Security tool may have limitation and adequate tools must be used.
It could also be possible to sign or encrypt a compressed file but this would mean to have a canonical compression algorithm.
Transmitting the instance
Sending a multi-gigabyte document may cause difficulty but should be possible (technolgies exist to exchange video files of several gigabytes).
It is possible to transmit a compressed file that should be much smaller, due to the large compression factor of XML / XBRL files.
Parsing the instance
This aspect is covered by the Working Group Note.
Validating the instance
In this section, validation mean enforcement of the rules defined in XBRL 2.1 and XBRL Dimensions 1.0.
For the memory aspect, such a validation may be done fact by fact, with no need to keep the information in memory.
For dimensional validation, the context (or a representation of it) must be accessed, it is thus necessary to keep contexts-related information available.
Checking business rules
Business checks are typically exercised through assertions (defined by the XBRL Formula specifications).
This is a difficult point for XBRL processors that spend a lot of time for this task.
Software providers may propose optimisations in the expression of formula (for example, suppressing unneeded filters, factorizing filters used several times or putting expressions in variables).
Several optimisation may be considered (to be discussed)
Disposition of facts no longer needed
To process assertions all information of the instance must be accessible, except for facts for which all assertions' evaluations have been fired. For example, a fact being alone to bind to an assertion (e.g.: A > 0) does not need to be accessible for this assertion after it has fired.

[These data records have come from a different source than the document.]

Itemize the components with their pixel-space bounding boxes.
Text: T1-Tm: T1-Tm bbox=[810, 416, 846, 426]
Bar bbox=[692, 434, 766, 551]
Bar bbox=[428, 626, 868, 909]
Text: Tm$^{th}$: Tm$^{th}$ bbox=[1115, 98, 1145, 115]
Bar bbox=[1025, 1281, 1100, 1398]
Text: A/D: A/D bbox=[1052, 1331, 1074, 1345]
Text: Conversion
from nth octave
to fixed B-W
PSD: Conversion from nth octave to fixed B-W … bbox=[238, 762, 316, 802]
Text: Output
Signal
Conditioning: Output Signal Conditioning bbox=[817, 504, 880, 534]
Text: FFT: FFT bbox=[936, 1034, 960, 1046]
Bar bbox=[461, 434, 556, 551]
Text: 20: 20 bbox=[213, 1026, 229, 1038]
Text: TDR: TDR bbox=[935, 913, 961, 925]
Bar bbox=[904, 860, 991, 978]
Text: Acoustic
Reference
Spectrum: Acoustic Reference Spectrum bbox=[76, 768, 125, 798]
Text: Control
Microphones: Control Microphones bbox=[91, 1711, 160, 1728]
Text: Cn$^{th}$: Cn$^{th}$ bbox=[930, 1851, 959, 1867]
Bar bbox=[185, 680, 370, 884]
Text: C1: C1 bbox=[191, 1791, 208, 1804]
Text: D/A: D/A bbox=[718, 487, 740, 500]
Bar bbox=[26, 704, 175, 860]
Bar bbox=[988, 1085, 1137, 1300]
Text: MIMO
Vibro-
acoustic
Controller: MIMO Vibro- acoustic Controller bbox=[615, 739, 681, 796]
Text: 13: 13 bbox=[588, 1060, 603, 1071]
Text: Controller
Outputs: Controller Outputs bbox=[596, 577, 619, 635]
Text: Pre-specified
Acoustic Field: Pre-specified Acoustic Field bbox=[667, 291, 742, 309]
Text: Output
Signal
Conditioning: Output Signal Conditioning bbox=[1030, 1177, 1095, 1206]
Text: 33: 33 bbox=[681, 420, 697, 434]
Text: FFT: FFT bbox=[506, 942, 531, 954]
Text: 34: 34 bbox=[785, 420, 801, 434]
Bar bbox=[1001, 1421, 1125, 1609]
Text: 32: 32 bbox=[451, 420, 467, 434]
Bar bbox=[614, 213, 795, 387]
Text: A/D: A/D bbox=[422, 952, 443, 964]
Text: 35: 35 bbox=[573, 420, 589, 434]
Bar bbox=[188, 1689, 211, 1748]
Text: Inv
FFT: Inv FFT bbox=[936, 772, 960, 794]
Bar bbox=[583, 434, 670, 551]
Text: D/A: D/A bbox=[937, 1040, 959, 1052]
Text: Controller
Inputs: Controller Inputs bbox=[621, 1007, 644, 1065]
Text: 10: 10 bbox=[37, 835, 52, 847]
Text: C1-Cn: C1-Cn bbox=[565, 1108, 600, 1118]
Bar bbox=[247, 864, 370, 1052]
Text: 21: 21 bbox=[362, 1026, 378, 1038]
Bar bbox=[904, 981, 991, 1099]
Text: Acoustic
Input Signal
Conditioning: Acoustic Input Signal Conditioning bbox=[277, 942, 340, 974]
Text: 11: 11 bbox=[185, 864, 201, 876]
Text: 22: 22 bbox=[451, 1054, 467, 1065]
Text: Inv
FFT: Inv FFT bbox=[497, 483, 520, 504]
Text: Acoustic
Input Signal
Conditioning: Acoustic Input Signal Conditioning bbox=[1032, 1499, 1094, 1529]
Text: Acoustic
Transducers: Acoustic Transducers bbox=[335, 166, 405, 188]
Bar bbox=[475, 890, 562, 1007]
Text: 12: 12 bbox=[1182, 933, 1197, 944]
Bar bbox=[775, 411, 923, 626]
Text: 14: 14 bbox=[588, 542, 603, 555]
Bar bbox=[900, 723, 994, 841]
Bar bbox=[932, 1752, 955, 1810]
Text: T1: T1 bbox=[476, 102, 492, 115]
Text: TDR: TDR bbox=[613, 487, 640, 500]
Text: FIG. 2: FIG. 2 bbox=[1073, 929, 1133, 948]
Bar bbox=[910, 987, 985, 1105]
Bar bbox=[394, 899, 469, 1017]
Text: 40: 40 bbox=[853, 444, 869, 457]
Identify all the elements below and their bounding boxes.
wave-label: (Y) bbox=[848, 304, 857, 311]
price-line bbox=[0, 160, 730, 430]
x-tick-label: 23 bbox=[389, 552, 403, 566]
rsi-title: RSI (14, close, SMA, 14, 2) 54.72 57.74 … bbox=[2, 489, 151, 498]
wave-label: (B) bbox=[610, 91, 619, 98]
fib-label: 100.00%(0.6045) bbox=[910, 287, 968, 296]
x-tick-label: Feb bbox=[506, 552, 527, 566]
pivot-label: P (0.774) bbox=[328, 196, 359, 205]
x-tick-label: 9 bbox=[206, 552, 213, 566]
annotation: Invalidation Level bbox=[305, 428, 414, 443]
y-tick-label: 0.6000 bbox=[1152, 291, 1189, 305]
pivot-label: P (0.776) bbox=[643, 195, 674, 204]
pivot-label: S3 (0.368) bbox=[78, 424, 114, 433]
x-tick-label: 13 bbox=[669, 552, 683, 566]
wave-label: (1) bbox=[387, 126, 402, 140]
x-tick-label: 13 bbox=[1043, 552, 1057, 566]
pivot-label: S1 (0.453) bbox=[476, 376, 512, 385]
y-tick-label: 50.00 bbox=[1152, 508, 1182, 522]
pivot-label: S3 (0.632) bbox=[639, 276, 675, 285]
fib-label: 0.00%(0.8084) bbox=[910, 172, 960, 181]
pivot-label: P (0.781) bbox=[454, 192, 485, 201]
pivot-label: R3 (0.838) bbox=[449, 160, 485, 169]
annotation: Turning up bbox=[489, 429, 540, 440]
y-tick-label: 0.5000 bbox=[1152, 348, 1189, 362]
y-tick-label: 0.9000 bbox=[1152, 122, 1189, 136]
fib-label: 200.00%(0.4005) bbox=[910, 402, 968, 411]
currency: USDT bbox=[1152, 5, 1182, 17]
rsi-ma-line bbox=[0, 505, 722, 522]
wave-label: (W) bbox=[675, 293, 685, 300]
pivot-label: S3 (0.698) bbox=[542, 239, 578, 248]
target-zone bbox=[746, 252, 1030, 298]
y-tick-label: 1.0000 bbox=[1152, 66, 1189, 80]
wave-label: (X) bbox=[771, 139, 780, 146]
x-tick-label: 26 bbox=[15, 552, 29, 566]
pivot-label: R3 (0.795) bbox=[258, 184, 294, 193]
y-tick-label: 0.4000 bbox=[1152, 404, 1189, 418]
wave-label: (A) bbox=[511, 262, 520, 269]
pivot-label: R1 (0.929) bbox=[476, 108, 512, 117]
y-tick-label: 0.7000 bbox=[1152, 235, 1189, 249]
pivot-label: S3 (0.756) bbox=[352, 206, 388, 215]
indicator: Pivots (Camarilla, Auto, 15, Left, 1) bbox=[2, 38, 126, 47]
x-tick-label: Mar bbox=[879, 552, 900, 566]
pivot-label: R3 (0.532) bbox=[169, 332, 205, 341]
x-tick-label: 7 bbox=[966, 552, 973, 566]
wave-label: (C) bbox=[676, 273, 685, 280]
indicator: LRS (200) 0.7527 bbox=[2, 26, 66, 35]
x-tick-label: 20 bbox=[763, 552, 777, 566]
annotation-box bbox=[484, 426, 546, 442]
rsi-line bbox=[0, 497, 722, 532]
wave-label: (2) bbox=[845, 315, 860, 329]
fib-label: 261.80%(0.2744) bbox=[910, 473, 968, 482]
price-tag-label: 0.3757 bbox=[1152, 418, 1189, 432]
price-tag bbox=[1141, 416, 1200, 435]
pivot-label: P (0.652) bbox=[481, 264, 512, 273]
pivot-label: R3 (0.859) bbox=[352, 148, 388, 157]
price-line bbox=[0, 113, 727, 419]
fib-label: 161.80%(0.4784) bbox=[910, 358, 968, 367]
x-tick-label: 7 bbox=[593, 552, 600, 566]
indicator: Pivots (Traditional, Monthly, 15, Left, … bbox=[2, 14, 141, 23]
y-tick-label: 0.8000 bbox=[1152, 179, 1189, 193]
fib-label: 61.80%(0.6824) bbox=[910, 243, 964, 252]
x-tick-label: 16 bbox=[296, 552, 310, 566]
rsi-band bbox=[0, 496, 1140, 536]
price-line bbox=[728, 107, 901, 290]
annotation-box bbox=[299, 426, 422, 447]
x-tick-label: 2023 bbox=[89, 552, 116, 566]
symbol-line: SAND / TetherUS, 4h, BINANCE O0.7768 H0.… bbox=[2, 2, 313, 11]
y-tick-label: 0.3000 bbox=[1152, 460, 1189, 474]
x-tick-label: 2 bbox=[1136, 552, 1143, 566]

If, for each fact considered, a reference count is initiated with the number of possible assertion's evaluation concerning this fact and decremented once such evaluation is fired, it would be possible to free the memory associated with this fact.
However, freeing memory for a single fact may have some disagreement:
- given the memory fragmentation, it may be suboptimal for languages that use a garbage collector like Java or C#;
- computing the possible number of evaluations may be difficult, considering implicit filtering and fall-back values;
- the memory consumption may be lower but the time taken to handle the reference count would increase the processing time.
Slicing the instance into reporting units
Some taxonomies like European banking and insurance supervisory taxonomies defined by EBA, EIOPA and other supervisors in Europe, use the concept of reporting unit. Reporting units allow:
- partial filing, to implement proportionality and materiality principles (small reporters file less than big ones and only significant information is reported); and
- conditional trigerring of business checks (aka XBRL assertions) corresponding to what has been reported, using "filing indicators". For taxonomies defined through templates, there is a correspondance between reporting units and templates.
Given a taxonomy, it is possible to determine which reporting unit(s) a fact belongs to, and slice large instances into smaller chunks easier to process. Each chunk corresponds to a reporting unit or a set of reporting units, if cross-reporting-units assertions are defined in this set.
Reporting errors
Big instances may lead to a large numbers of errors. Using test instances, some log files were several gigabytes in size.
To process large instances leading to, potentially, large number of errots it may be wise to restrict the log file to only data and use a rendering mechanism, like XSLT, to present human-friendly error messages. Table linkbases may be used to present the errors in templates.
But this practice only limit the size of log files and do not solve the problem. A mechanism stopping the process after a number of errors has been reached may be implemented.